Сколько времени прошло после их ухода? Часа полтора? Где там — всею двадцать пять минут. Он смотрел на часы, на большую и маленькую стрелки. И на секундную, которая неторопливо вращалась в пределах отведенной ей на циферблате небольшой окружности — медленно, слишком медленно, будто ей надоел ее извечный монотонный труд.

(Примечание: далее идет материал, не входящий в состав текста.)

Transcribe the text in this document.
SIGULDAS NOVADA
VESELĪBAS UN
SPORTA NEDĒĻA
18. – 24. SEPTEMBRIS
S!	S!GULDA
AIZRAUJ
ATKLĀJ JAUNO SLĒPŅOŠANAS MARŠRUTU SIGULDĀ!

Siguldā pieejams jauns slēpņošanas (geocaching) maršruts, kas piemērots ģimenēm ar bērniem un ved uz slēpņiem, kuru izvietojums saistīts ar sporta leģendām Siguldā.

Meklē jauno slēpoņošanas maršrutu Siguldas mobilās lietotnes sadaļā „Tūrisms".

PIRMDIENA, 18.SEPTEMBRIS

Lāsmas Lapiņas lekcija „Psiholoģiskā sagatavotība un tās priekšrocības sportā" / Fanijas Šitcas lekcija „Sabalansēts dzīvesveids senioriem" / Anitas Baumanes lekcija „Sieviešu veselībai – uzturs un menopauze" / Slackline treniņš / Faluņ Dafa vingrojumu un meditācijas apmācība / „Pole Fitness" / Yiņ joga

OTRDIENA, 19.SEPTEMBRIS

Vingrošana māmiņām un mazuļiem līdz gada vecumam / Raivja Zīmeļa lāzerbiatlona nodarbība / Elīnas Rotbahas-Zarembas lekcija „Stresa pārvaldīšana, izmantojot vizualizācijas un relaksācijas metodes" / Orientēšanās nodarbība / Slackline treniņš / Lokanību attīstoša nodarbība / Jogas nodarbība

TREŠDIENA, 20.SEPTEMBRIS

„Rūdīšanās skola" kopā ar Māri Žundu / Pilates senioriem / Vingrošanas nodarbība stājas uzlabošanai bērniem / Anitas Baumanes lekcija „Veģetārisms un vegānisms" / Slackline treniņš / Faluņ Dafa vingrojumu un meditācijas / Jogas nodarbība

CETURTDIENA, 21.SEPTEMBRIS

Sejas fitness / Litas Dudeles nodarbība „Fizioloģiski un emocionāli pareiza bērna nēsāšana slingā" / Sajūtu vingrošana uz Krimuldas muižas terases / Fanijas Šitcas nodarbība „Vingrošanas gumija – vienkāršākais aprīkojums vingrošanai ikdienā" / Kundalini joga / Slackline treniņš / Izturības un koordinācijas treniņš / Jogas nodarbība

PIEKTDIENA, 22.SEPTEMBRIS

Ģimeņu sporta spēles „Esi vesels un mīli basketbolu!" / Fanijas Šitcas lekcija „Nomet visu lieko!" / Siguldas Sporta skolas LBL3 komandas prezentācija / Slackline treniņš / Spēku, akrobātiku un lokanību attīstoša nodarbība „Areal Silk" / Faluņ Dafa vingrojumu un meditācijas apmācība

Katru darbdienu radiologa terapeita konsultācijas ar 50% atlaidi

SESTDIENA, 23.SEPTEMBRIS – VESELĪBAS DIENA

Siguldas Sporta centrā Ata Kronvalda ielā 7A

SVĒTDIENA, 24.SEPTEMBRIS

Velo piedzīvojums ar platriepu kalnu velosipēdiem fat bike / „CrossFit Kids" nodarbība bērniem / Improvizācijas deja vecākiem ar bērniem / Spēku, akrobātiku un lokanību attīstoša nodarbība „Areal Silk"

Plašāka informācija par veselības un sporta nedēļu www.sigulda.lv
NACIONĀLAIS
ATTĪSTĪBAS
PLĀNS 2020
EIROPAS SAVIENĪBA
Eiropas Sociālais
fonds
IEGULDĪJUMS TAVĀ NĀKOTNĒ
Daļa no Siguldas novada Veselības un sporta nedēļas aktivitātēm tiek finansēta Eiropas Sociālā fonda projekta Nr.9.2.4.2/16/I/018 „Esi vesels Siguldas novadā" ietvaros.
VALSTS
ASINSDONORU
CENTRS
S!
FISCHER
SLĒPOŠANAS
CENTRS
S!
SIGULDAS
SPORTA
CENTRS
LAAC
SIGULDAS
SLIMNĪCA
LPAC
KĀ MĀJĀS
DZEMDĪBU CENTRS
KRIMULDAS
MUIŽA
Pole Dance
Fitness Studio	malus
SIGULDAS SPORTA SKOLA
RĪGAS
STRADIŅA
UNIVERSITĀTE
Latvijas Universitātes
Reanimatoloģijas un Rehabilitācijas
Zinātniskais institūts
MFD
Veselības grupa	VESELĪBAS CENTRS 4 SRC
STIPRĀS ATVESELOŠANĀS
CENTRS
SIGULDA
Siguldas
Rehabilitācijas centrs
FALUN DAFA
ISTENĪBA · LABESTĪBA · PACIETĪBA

И вдруг он пришел в бешенство.

«Нет в этом доме порядка и не будет. Сколько лет бьюсь напрасно, с каждым днем только хуже! Все вверх дном, ребенок растет баловнем, воспитание запущено. И прежде всего в этом мать виновата, она, с ее странными принципами, которые сводятся к одному: во всем ему потакать. Вот и теперь, нет бы взять его сразу за руку, ничего бы и не случилось. Да и горничная хороша! Ни за чем не следит, ключ в замке оставляет — кто угодно может повернуть. Не семья, а сумасшедший дом, вот именно, сумасшедший дом!»

Руки его сжались в кулаки. Он подошел к двери и стал изо всех сил дергать ручку.

Чтобы взломать дверь, он был слишком неловок. Но все же, сверкая глазами и чертыхаясь, снова и снова набрасывался на нее.

Потом вдруг сник и отпустил ручку. Зачем он хотел открыть дверь? Ведь на улицу он не собирался. Угольки гнева в душе прокурора стали меркнуть, потом погасли, остыли и посеребрились золой. Равнодушно, с тупой покорностью он опустил голову и тяжко вздохнул. Совсем как те, кого ему так часто приходилось видеть и о ком сейчас не хотелось вспоминать.